Amelia Dranga was an American medical doctor and public health educator, based in Pittsburgh, Pennsylvania.

Early life

Amelia A. Dranga was born in Otsego, Wisconsin, and raised in California, the daughter of Niels G. O. Dranga and Emily Ogden Dranga. Both of her parents were born in Norway. Her younger sisters Mary Dranga Campbell and Wilhelmina Dranga Campbell both found careers in blind education. Her brother Theodore Dranga married artist Helen Thomas Dranga.

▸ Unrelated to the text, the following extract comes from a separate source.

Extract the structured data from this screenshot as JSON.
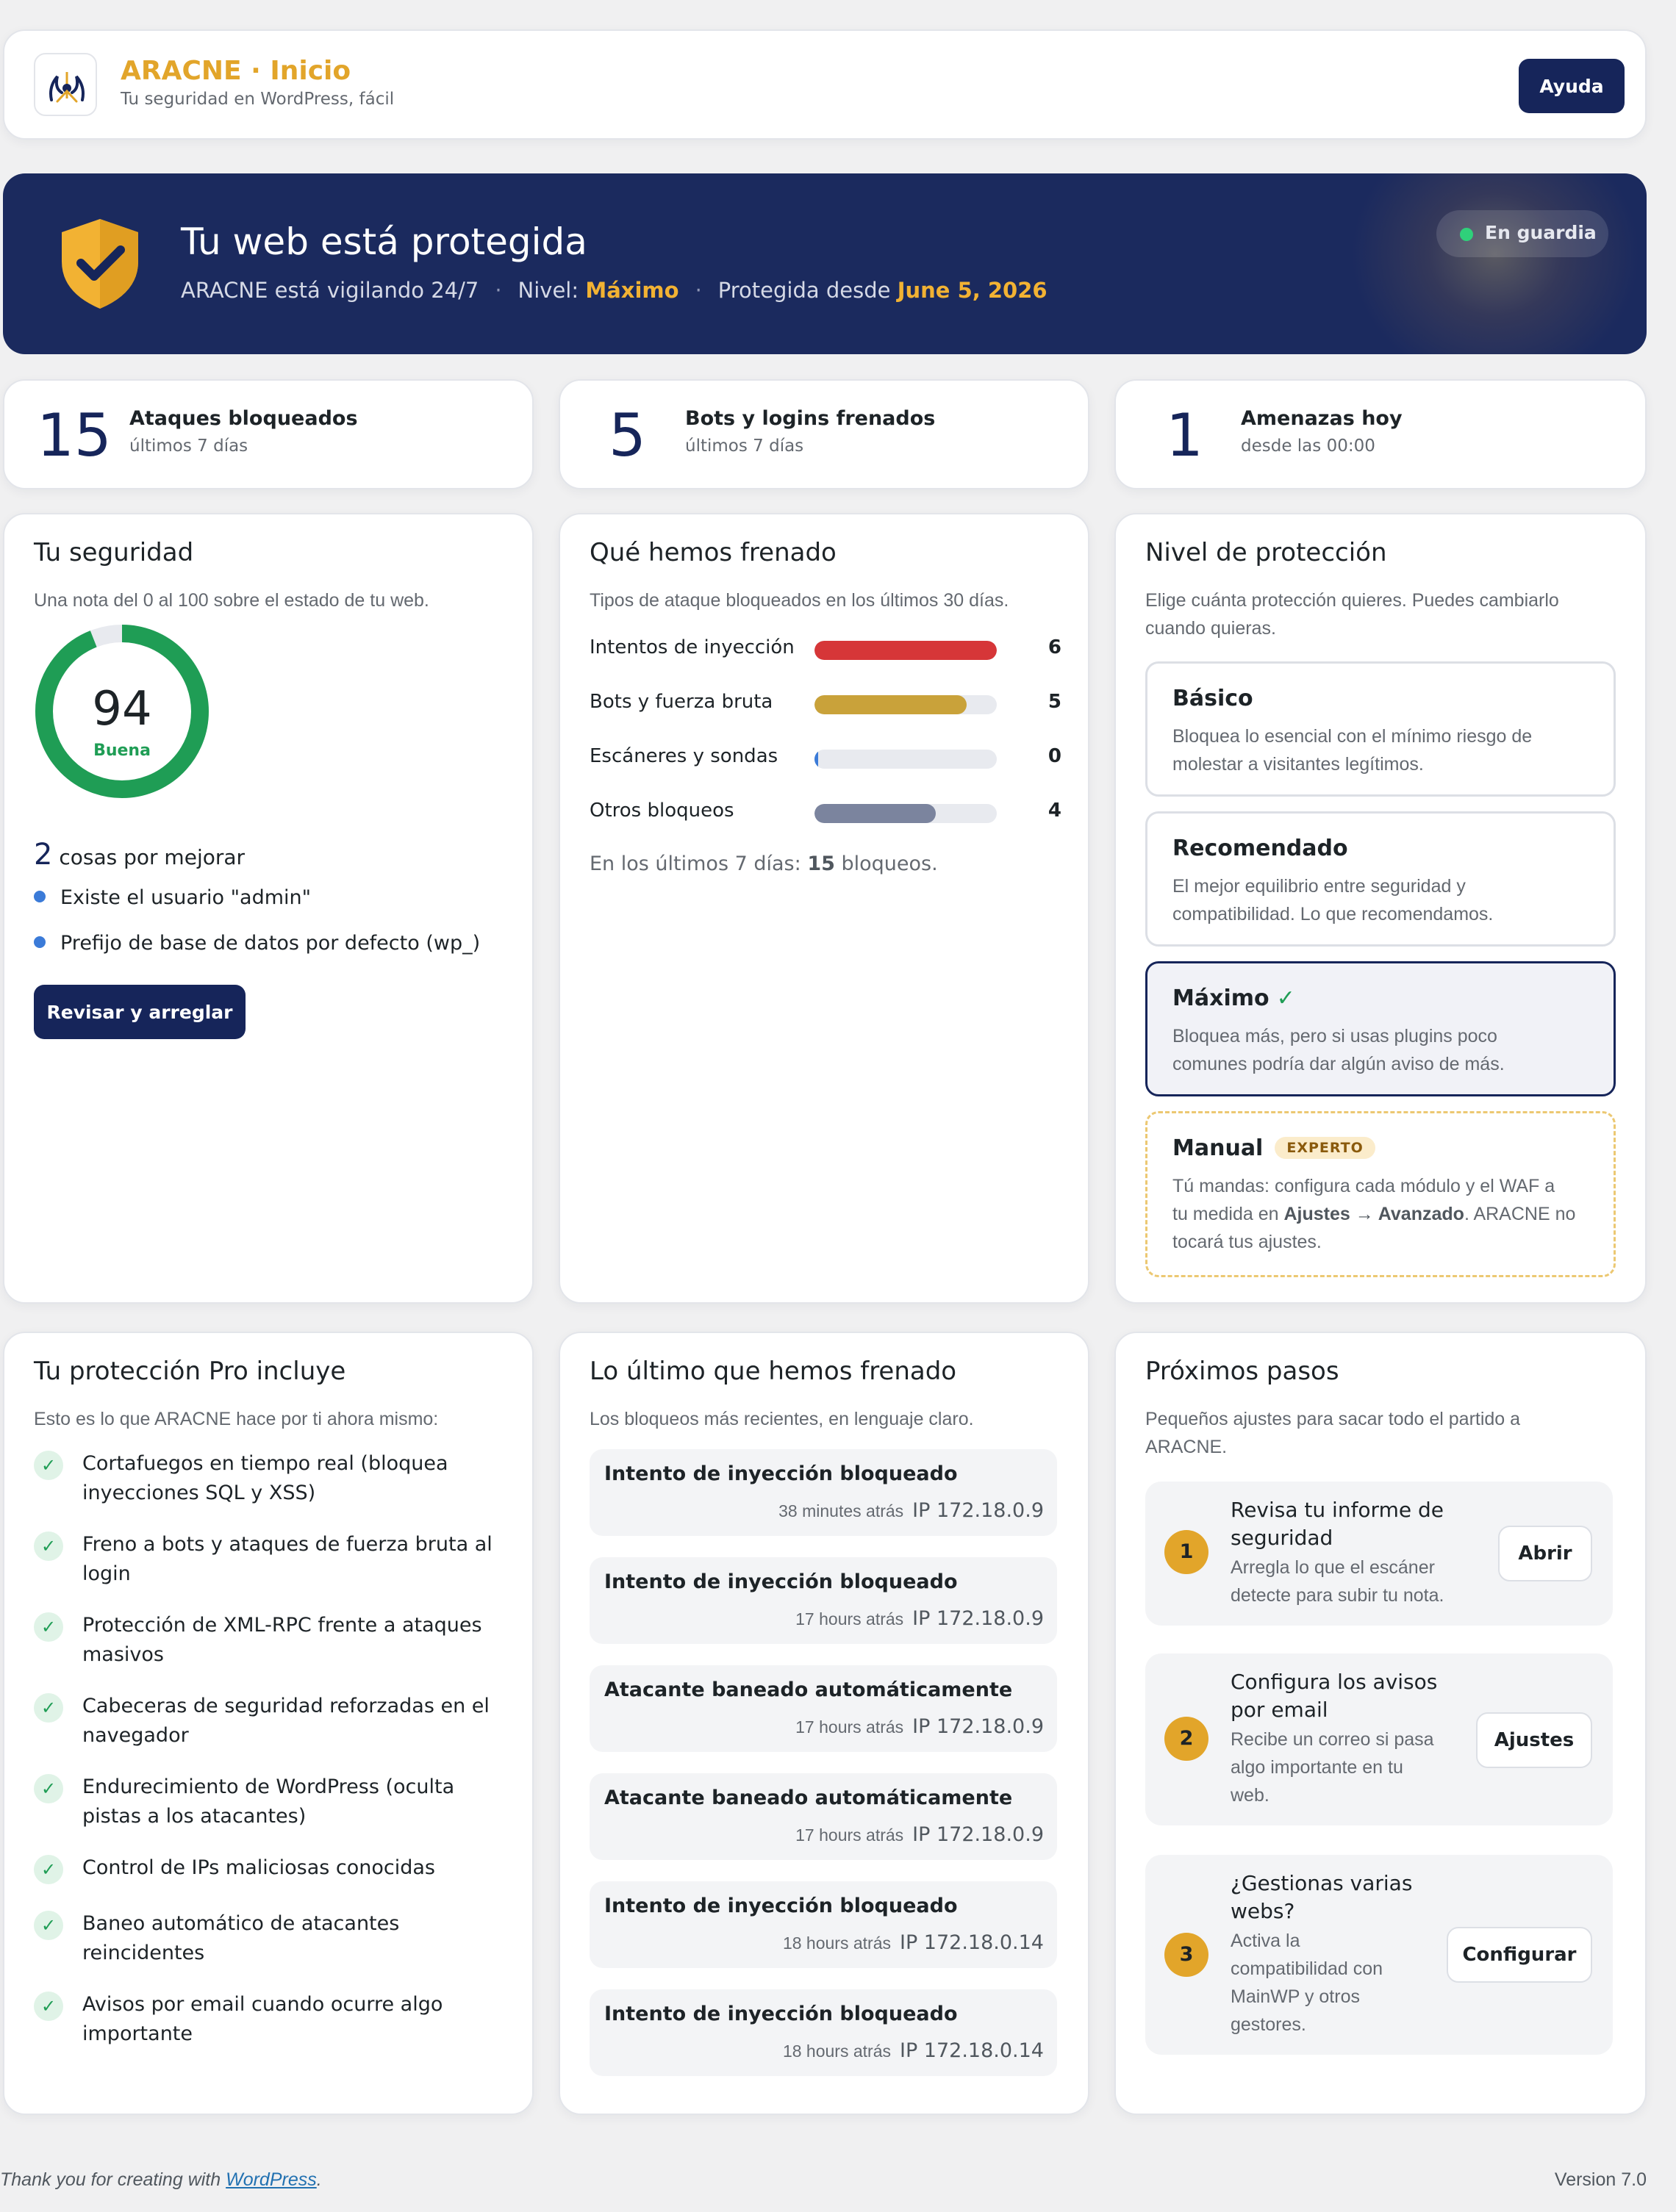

She was educated at the California State Normal School in Los Angeles, and at Radcliffe College. She earned her medical degree at the Woman's Medical College of Pennsylvania.

Career

Amelia Dranga taught school in Los Angeles before going east to medical school. From its founding in 1900 until her death 33 years later, she was the medical director of the Pittsburgh Milk and Ice Fund Association, and ran a popular twice-weekly baby clinic as part of that work. She served on the executive board of the American Birth Control League's Pennsylvania branch. She lectured on subjects from child nutrition to eugenics to sex education to Pittsburgh community groups. She was also president of the Woman's Medical Society of Western Pennsylvania. She was one of the women doctors who planned a hospital for women and children in Pittsburgh in 1902. "I do not think that there is another profession which offers such advantages to women as does the medical," Dranga declared in 1909.

Personal life

Late in life, Dranga publicly described "regret" that she had never married. Amelia Dranga died in 1933, aged 67 years, in Pittsburgh. The University of Pittsburgh medical school offered Amelia Dranga Scholarships in her memory, funded by the Congress of Women's Clubs of Western Pennsylvania, for women pursuing medical careers.